Question

In IR spectroscopy, which bond absorbs at the highest wavenumber?

• A. C-C
• B. C=C
• C. C \(\equiv\) C
• D. O-H

Hint:

Bonds to Hydrogen (X-H) always appear in the high-frequency region (\( 2500-4000 \text{ cm}^{-1} \)) of the IR spectrum because of the low atomic mass of Hydrogen.

Answer 1

The Correct Option is D

Step 1: What controls IR absorption position. 
In IR spectroscopy, the position of an absorption peak (wavenumber) depends mainly on two factors:
– how strong the bond is, and
– how heavy the atoms forming the bond are.

Step 2: Relevant relation for bond vibrations.
Bond vibrations approximately follow Hooke’s law, which gives the wavenumber as:

\[ \bar{\nu} = \frac{1}{2\pi c}\sqrt{\frac{k}{\mu}} \]

Here:
\( k \) represents the force constant (a measure of bond strength).
\( \mu \) is the reduced mass of the two bonded atoms.

Step 3: Effect of bond strength.
Stronger bonds vibrate at higher frequencies.
Therefore, triple bonds absorb at higher wavenumbers than double bonds, and double bonds absorb higher than single bonds:

\[ C \equiv C \;>\; C = C \;>\; C - C \]

Step 4: Effect of atomic mass.
The reduced mass has a very strong influence on the wavenumber.
When one of the atoms is very light, the reduced mass becomes small, which significantly increases the wavenumber.
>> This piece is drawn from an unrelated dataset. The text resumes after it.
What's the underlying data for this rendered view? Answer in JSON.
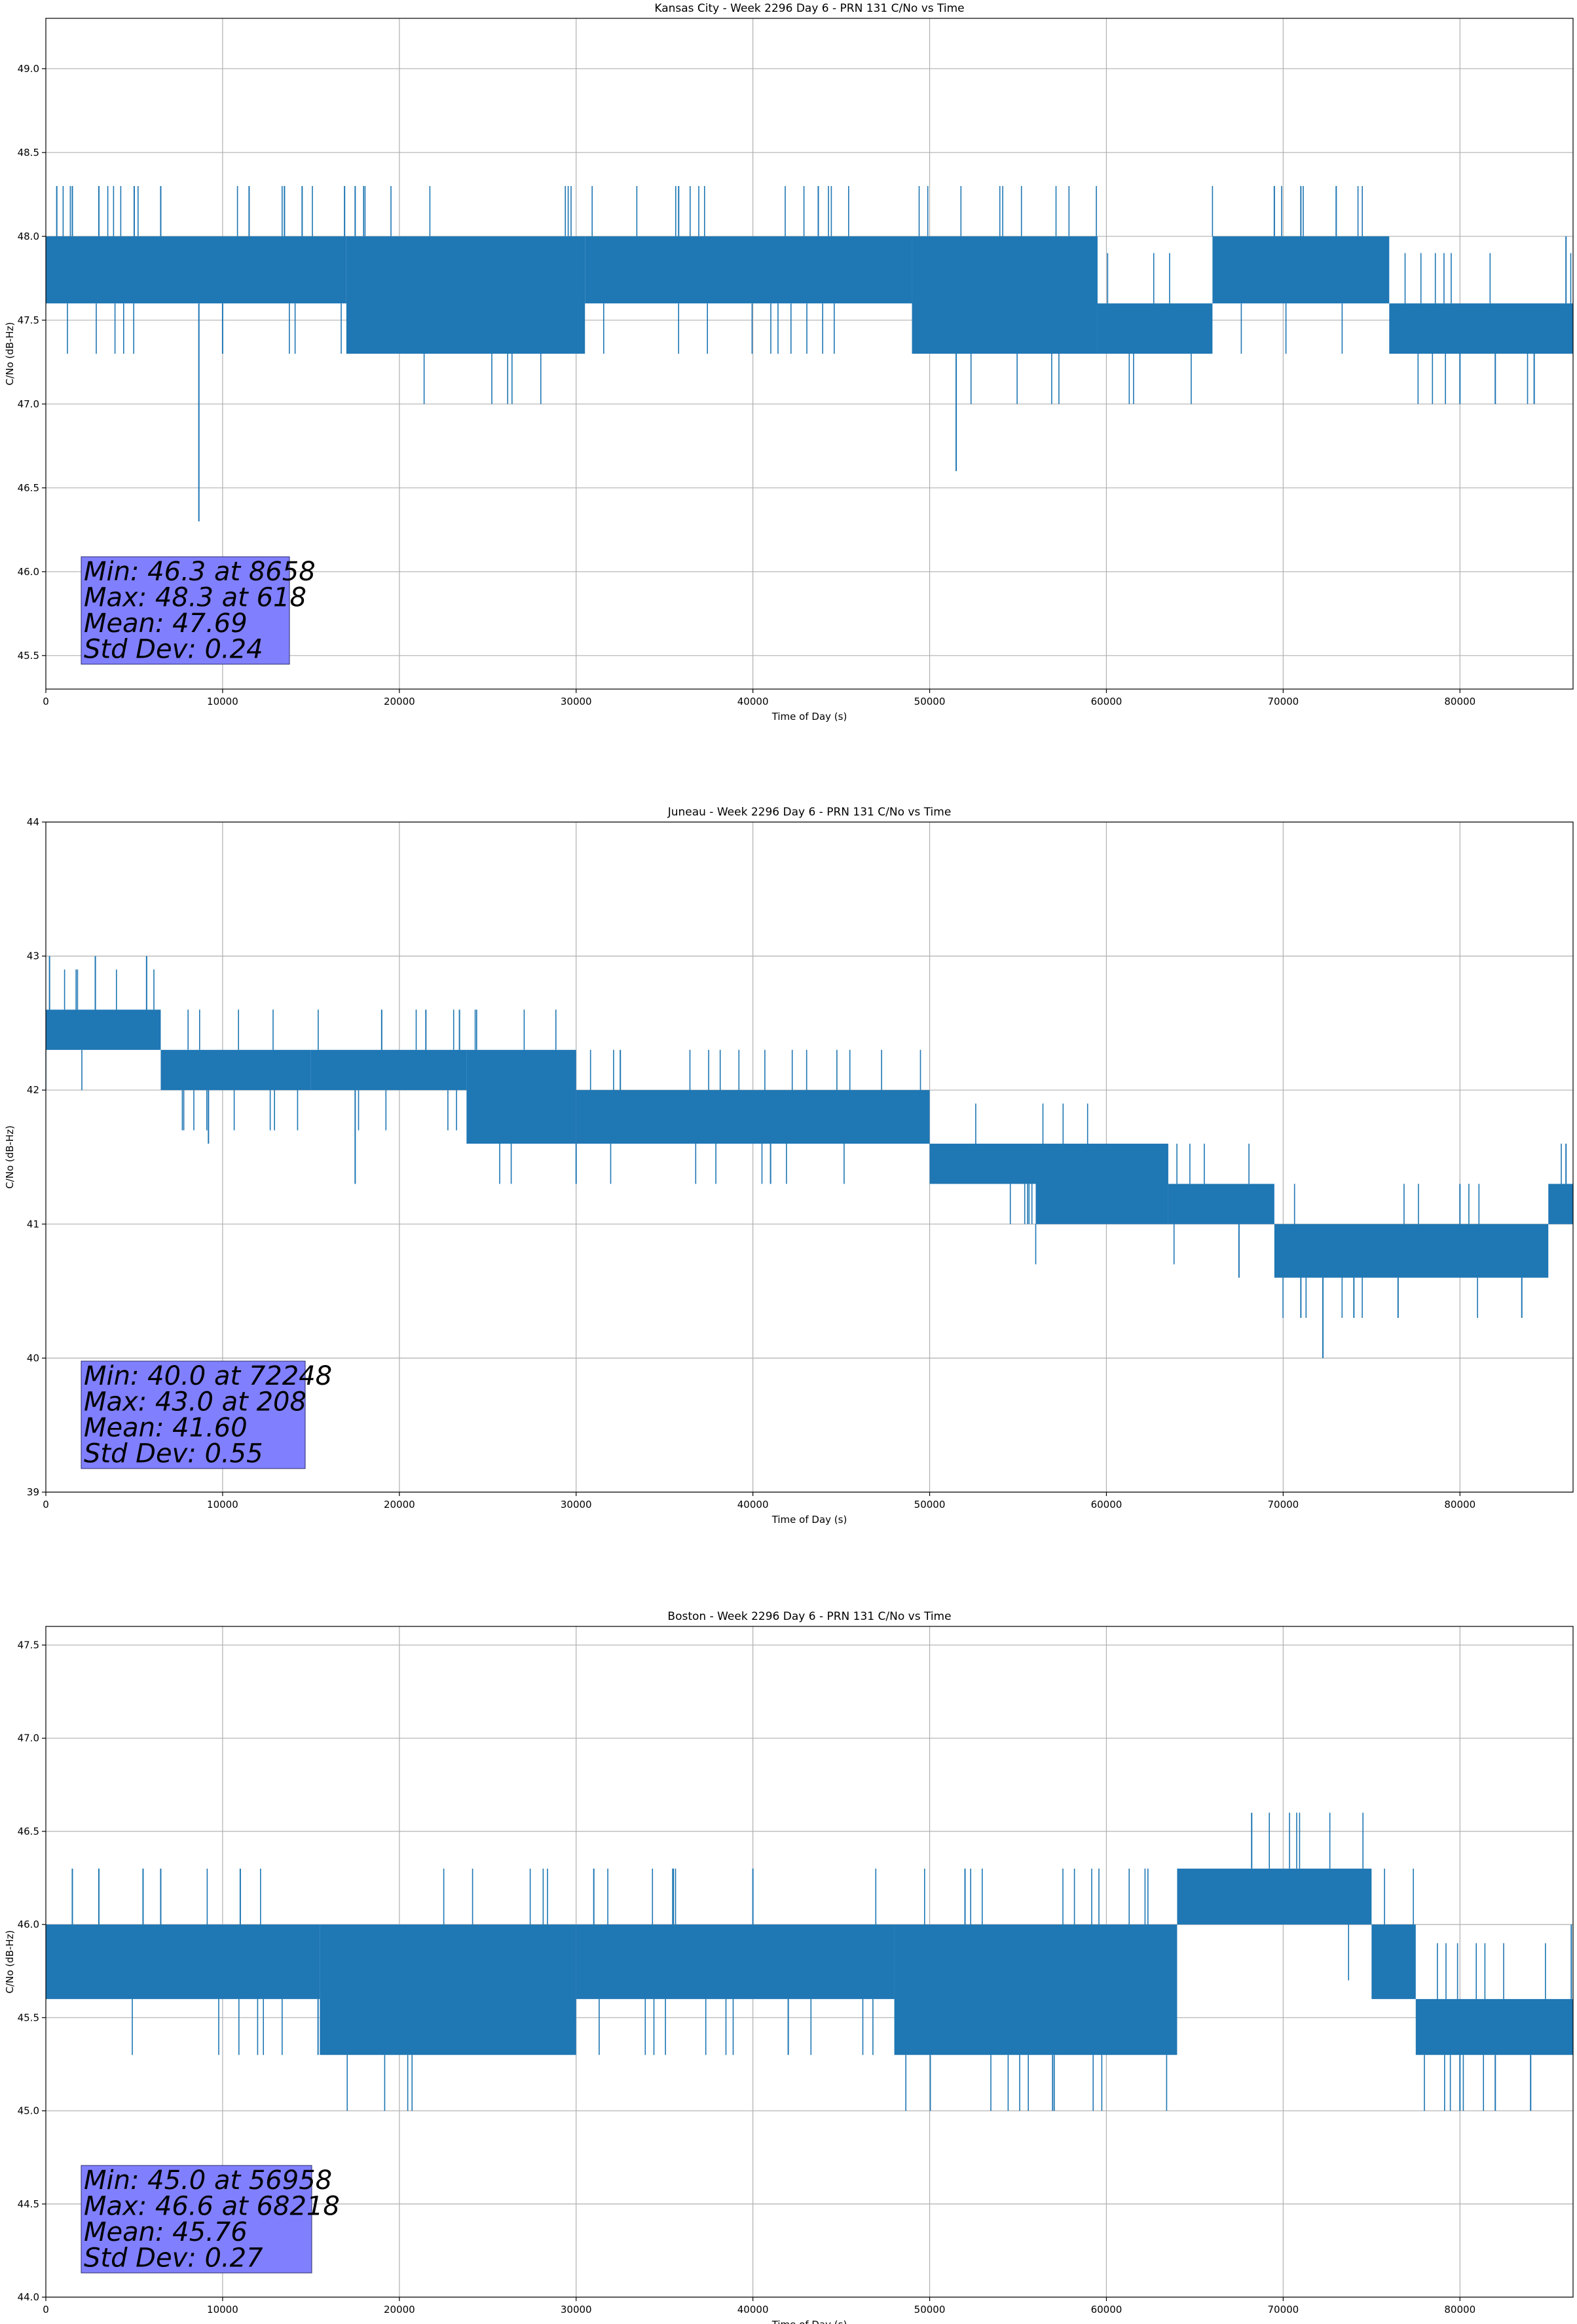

Hydrogen is the lightest atom, so bonds involving hydrogen have very small reduced mass.
As a result, X–H bonds absorb at much higher wavenumbers than most other bonds.

Step 5: Comparing common IR absorptions.
Typical stretching frequencies are:
– O–H: \( 3200\!-\!3600 \, \text{cm}^{-1} \)
– C≡C: \( 2100\!-\!2250 \, \text{cm}^{-1} \)
– C=C: \( 1600\!-\!1680 \, \text{cm}^{-1} \)
– C–C: below \( 1300 \, \text{cm}^{-1} \)

Even though the C≡C bond is very strong, the extremely low mass of hydrogen makes the O–H bond vibrate at a higher wavenumber.

Step 6: Final conclusion.
Among the given bonds, the O–H bond shows absorption at the highest wavenumber in IR spectroscopy.